Le décès des philanthropes anglophones et des mécènes qui ont vécu la Révolution tranquille crée donc assurément un vide au Musée. Ce que reconnaît Nathalie Bondil.

Mais est-ce grave pour la suite ? « Ce serait grave si on ne s’était pas préoccupés de la relève », me répond-elle du tac au tac.

Le MBAM avait prévu le passage du flambeau. Il voyait bien que les grandes fortunes ne couraient pas les rues, que les pionniers ne seraient pas faciles à remplacer.

Heureusement, il y a aujourd’hui de rares, mais importants, bienfaiteurs comme Pierre Bourgie, 56 ans, qui est derrière la superbe salle de concert intégrée à l’ancienne église.
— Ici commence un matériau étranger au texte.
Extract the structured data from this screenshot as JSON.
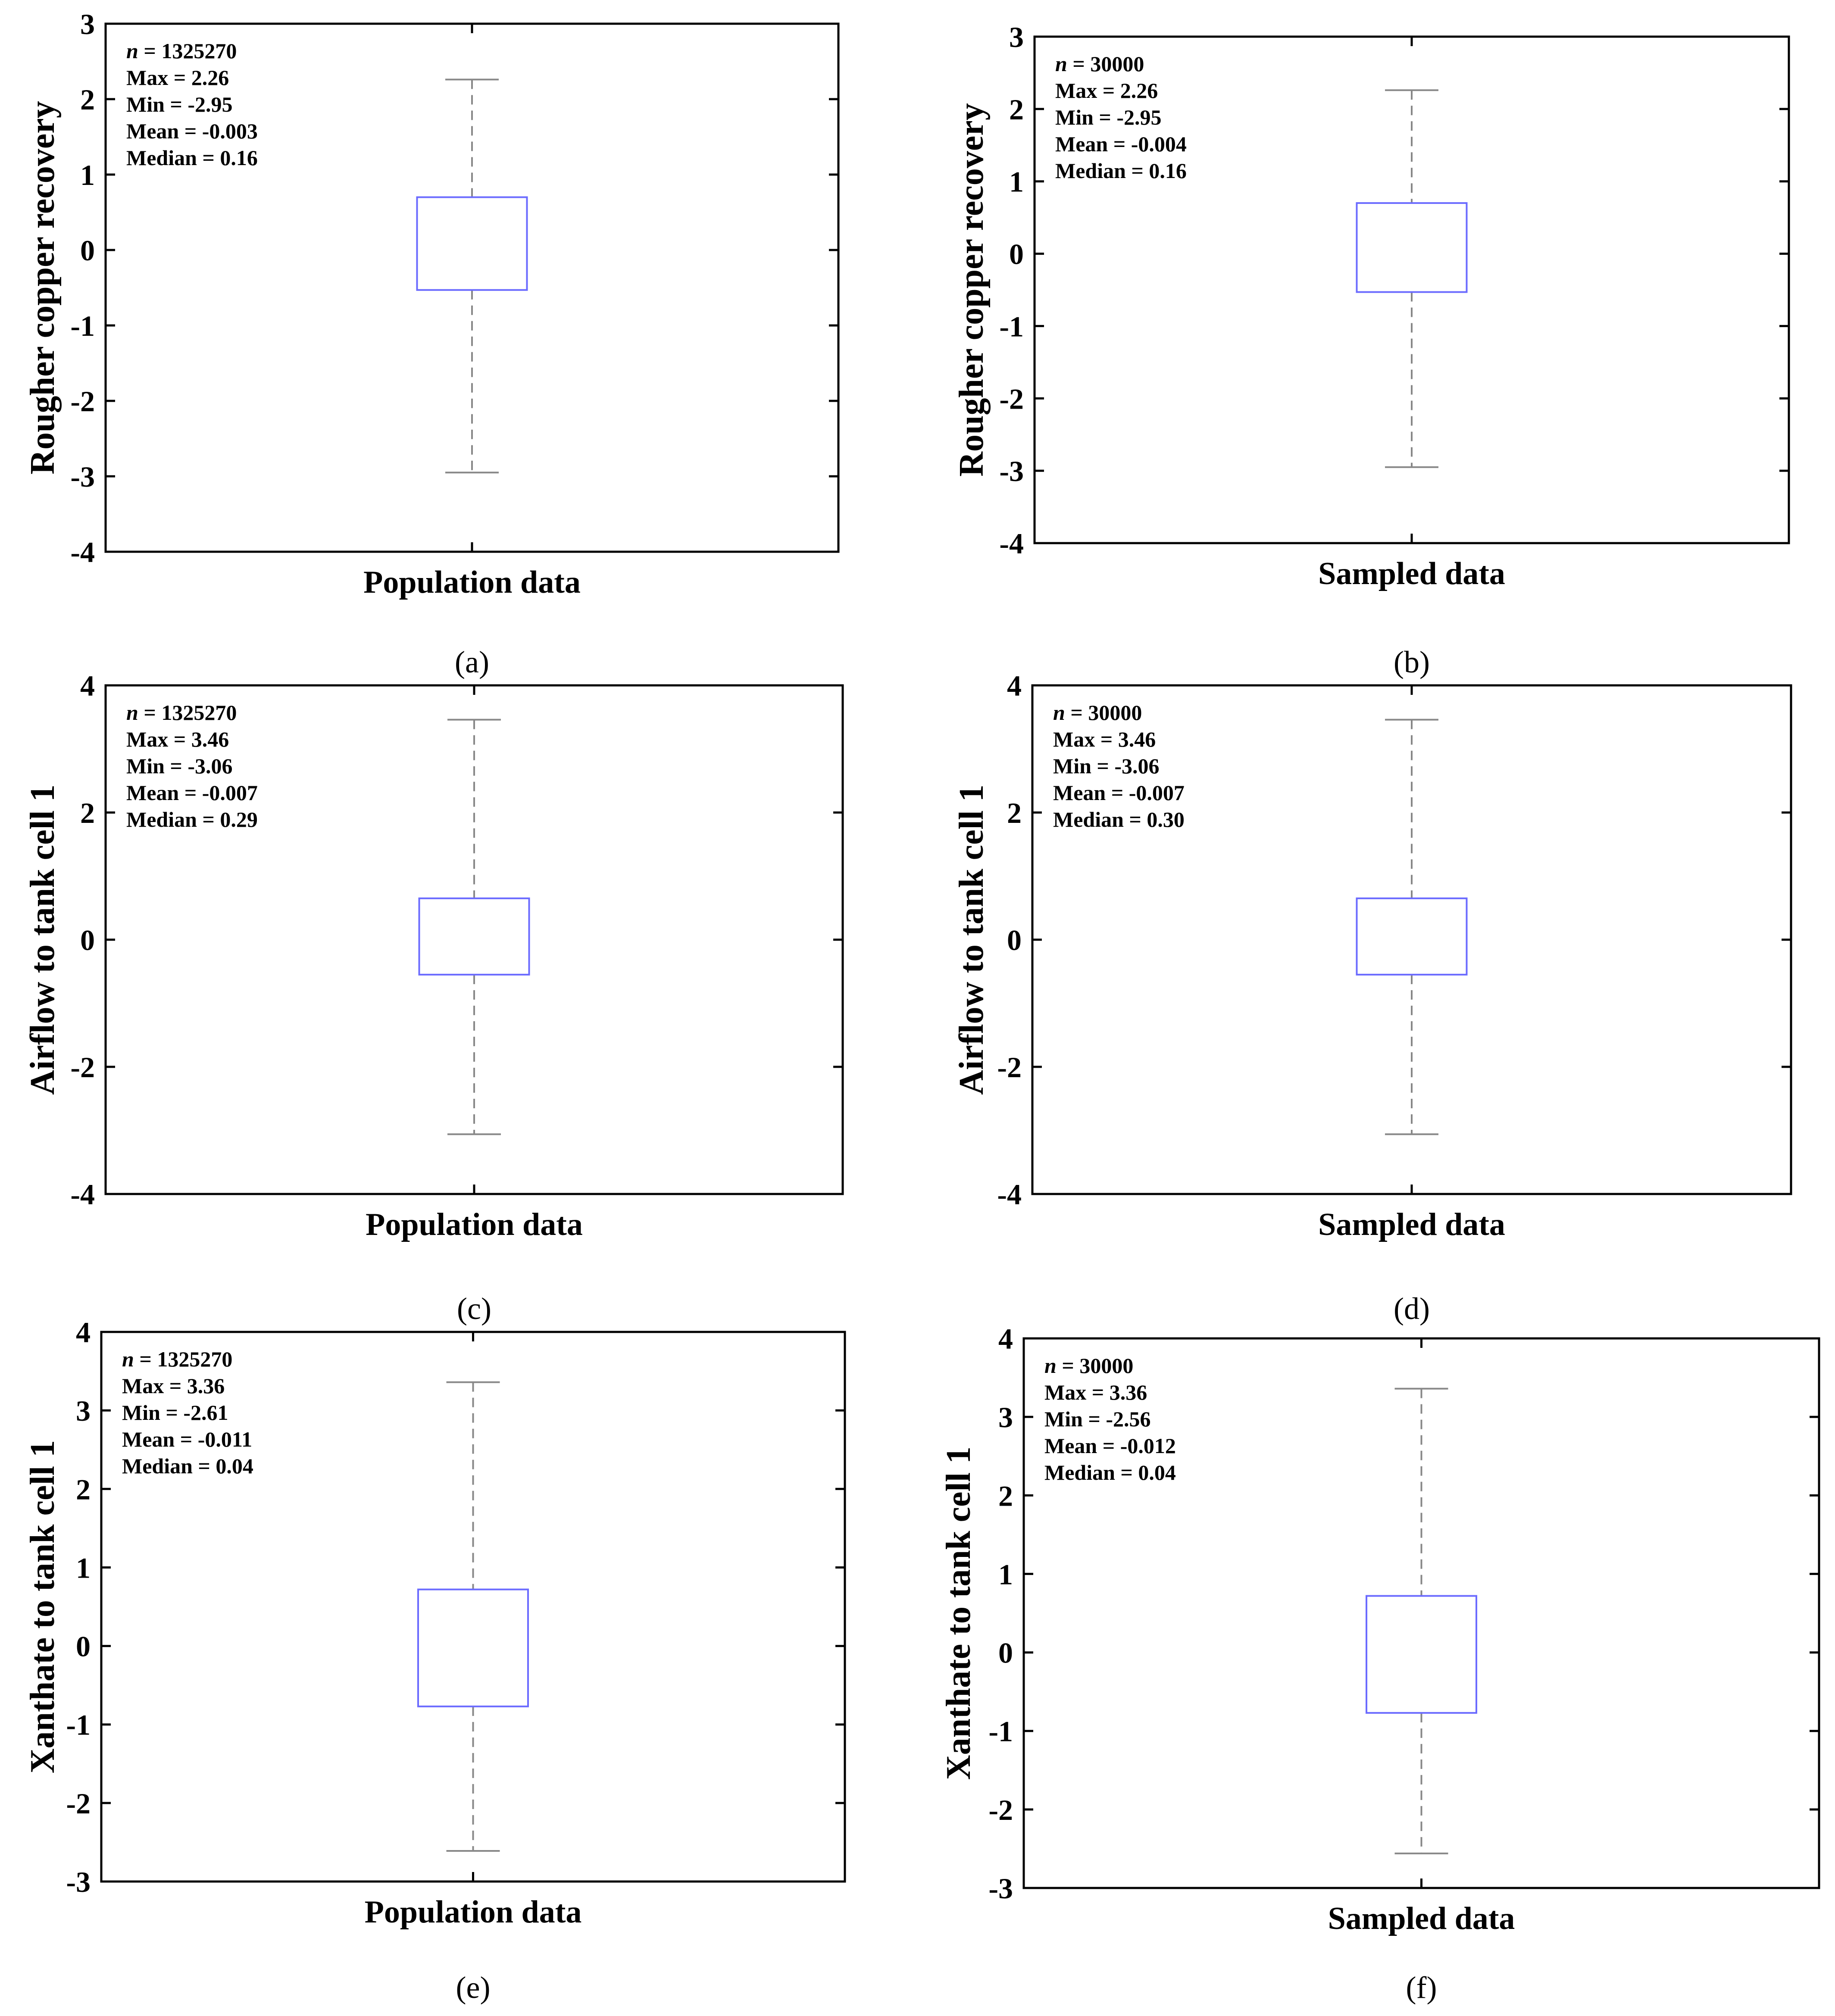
{
  "chart_data": [
    {
      "type": "boxplot",
      "panel_label": "(a)",
      "ylabel": "Rougher copper recovery",
      "categories": [
        "Population data"
      ],
      "ylim": [
        -4,
        3
      ],
      "yticks": [
        3,
        2,
        1,
        0,
        -1,
        -2,
        -3,
        -4
      ],
      "box": {
        "max": 2.26,
        "q3": 0.7,
        "median": 0.16,
        "q1": -0.53,
        "min": -2.95
      },
      "stats": [
        {
          "label": "n",
          "value": "1325270"
        },
        {
          "label": "Max",
          "value": "2.26"
        },
        {
          "label": "Min",
          "value": "-2.95"
        },
        {
          "label": "Mean",
          "value": "-0.003"
        },
        {
          "label": "Median",
          "value": "0.16"
        }
      ]
    },
    {
      "type": "boxplot",
      "panel_label": "(b)",
      "ylabel": "Rougher copper recovery",
      "categories": [
        "Sampled data"
      ],
      "ylim": [
        -4,
        3
      ],
      "yticks": [
        3,
        2,
        1,
        0,
        -1,
        -2,
        -3,
        -4
      ],
      "box": {
        "max": 2.26,
        "q3": 0.7,
        "median": 0.16,
        "q1": -0.53,
        "min": -2.95
      },
      "stats": [
        {
          "label": "n",
          "value": "30000"
        },
        {
          "label": "Max",
          "value": "2.26"
        },
        {
          "label": "Min",
          "value": "-2.95"
        },
        {
          "label": "Mean",
          "value": "-0.004"
        },
        {
          "label": "Median",
          "value": "0.16"
        }
      ]
    },
    {
      "type": "boxplot",
      "panel_label": "(c)",
      "ylabel": "Airflow to tank cell 1",
      "categories": [
        "Population data"
      ],
      "ylim": [
        -4,
        4
      ],
      "yticks": [
        4,
        2,
        0,
        -2,
        -4
      ],
      "box": {
        "max": 3.46,
        "q3": 0.65,
        "median": 0.29,
        "q1": -0.55,
        "min": -3.06
      },
      "stats": [
        {
          "label": "n",
          "value": "1325270"
        },
        {
          "label": "Max",
          "value": "3.46"
        },
        {
          "label": "Min",
          "value": "-3.06"
        },
        {
          "label": "Mean",
          "value": "-0.007"
        },
        {
          "label": "Median",
          "value": "0.29"
        }
      ]
    },
    {
      "type": "boxplot",
      "panel_label": "(d)",
      "ylabel": "Airflow to tank cell 1",
      "categories": [
        "Sampled data"
      ],
      "ylim": [
        -4,
        4
      ],
      "yticks": [
        4,
        2,
        0,
        -2,
        -4
      ],
      "box": {
        "max": 3.46,
        "q3": 0.65,
        "median": 0.3,
        "q1": -0.55,
        "min": -3.06
      },
      "stats": [
        {
          "label": "n",
          "value": "30000"
        },
        {
          "label": "Max",
          "value": "3.46"
        },
        {
          "label": "Min",
          "value": "-3.06"
        },
        {
          "label": "Mean",
          "value": "-0.007"
        },
        {
          "label": "Median",
          "value": "0.30"
        }
      ]
    },
    {
      "type": "boxplot",
      "panel_label": "(e)",
      "ylabel": "Xanthate to tank cell 1",
      "categories": [
        "Population data"
      ],
      "ylim": [
        -3,
        4
      ],
      "yticks": [
        4,
        3,
        2,
        1,
        0,
        -1,
        -2,
        -3
      ],
      "box": {
        "max": 3.36,
        "q3": 0.72,
        "median": 0.04,
        "q1": -0.77,
        "min": -2.61
      },
      "stats": [
        {
          "label": "n",
          "value": "1325270"
        },
        {
          "label": "Max",
          "value": "3.36"
        },
        {
          "label": "Min",
          "value": "-2.61"
        },
        {
          "label": "Mean",
          "value": "-0.011"
        },
        {
          "label": "Median",
          "value": "0.04"
        }
      ]
    },
    {
      "type": "boxplot",
      "panel_label": "(f)",
      "ylabel": "Xanthate to tank cell 1",
      "categories": [
        "Sampled data"
      ],
      "ylim": [
        -3,
        4
      ],
      "yticks": [
        4,
        3,
        2,
        1,
        0,
        -1,
        -2,
        -3
      ],
      "box": {
        "max": 3.36,
        "q3": 0.72,
        "median": 0.04,
        "q1": -0.77,
        "min": -2.56
      },
      "stats": [
        {
          "label": "n",
          "value": "30000"
        },
        {
          "label": "Max",
          "value": "3.36"
        },
        {
          "label": "Min",
          "value": "-2.56"
        },
        {
          "label": "Mean",
          "value": "-0.012"
        },
        {
          "label": "Median",
          "value": "0.04"
        }
      ]
    }
  ],
  "colors": {
    "box": "#6b6bff",
    "median_center": "#ff8a8a",
    "median_edge": "#2020ee",
    "whisker": "#888888",
    "axis": "#000000"
  }
}
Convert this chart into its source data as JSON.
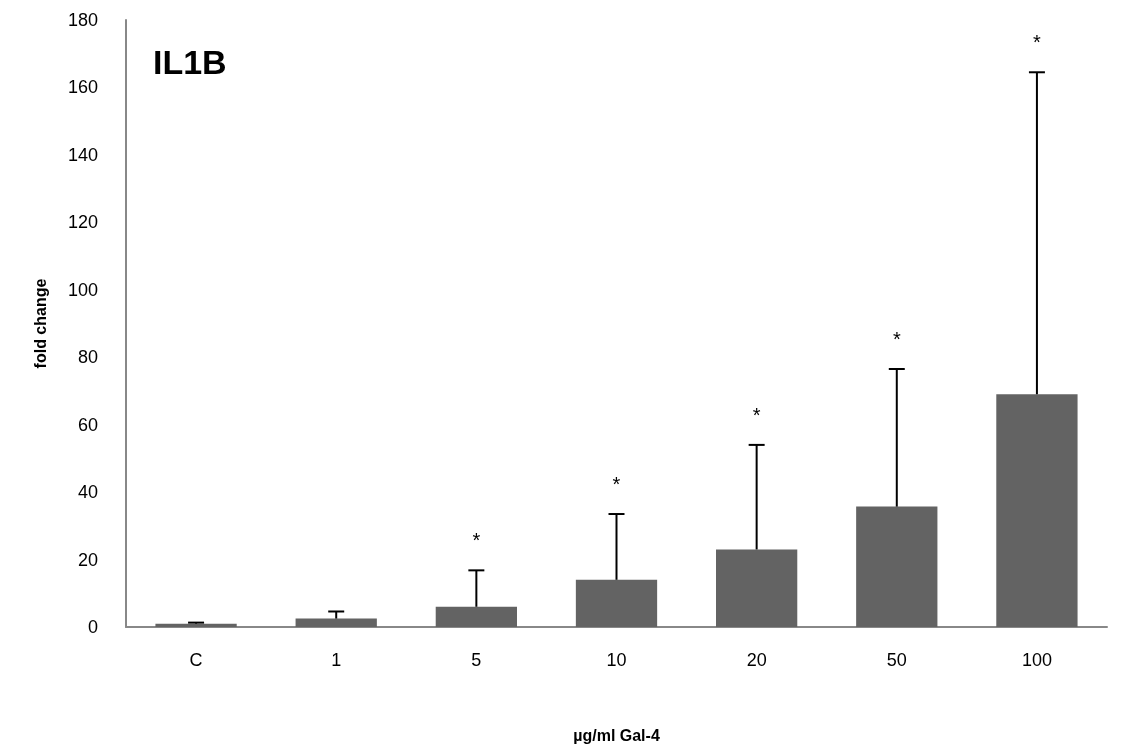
{
  "chart_data": {
    "type": "bar",
    "title": "IL1B",
    "xlabel": "µg/ml Gal-4",
    "ylabel": "fold change",
    "categories": [
      "C",
      "1",
      "5",
      "10",
      "20",
      "50",
      "100"
    ],
    "values": [
      1,
      2.5,
      6,
      14,
      23,
      35.7,
      69
    ],
    "errors": [
      [
        1,
        1.3
      ],
      [
        2.5,
        4.6
      ],
      [
        6,
        16.8
      ],
      [
        14,
        33.5
      ],
      [
        23,
        54
      ],
      [
        35.7,
        76.5
      ],
      [
        69,
        164.5
      ]
    ],
    "color": "#636363",
    "ylim": [
      0,
      180
    ],
    "yticks": [
      0,
      20,
      40,
      60,
      80,
      100,
      120,
      140,
      160,
      180
    ],
    "grid": false,
    "annotations": [
      "*",
      "*",
      "*",
      "*",
      "*"
    ]
  }
}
Il y a aussi Michel de la Chenelière, 67 ans, qui a aidé à financer le nouveau pavillon du MBAM, qui sera doté d’un atelier international d’éducation et d’art-thérapie qui portera son nom.

Mais comme ces « jeunes » mécènes sont peu nombreux, le Musée s’est affairé à lancer toutes sortes d’initiatives auprès des générations suivantes, comme le Cercle des jeunes philanthropes (moins de 40 ans), qui compte déjà 400 membres (de moins de 40 ans). Et le tout récent Cercle des anges, créé jeudi soir dernier (pour les plus de 40 ans).

« La philanthropie change, elle s’élargit, m’indique Nathalie Bondil. Il y a eu les grandes corporations, il y a eu quelques grandes fortunes individuelles. Et de plus en plus, il y a des gens de toutes les couches de la société, des petits, des moyens et des grands philanthropes, des gens qui acceptent de mettre la main à la poche pour nous aider, même s’ils n’ont pas des fortunes extraordinaires. »

Il n’y aura donc peut-être plus jamais de grand Michal Hornstein, mais le Musée s’assure qu’il y ait plein de petits Hornstein, qui contribueront à leur tour au développement de cette institution d’exception.

*Propriétaire de La Presse

POUR ALLER PLUS LOIN : 

Les Publications du Québec lancent ces jours-ci Architectures d’exposition au Québec, un superbe livre dirigé par les architectes Jacques Plante et Nicholas Roquet, dans lequel Nathalie Bondil décortique l’architecture de son musée, qui se caractérise selon elle « par son curieux développement organique à la recherche d’une unité introuvable ». À lire.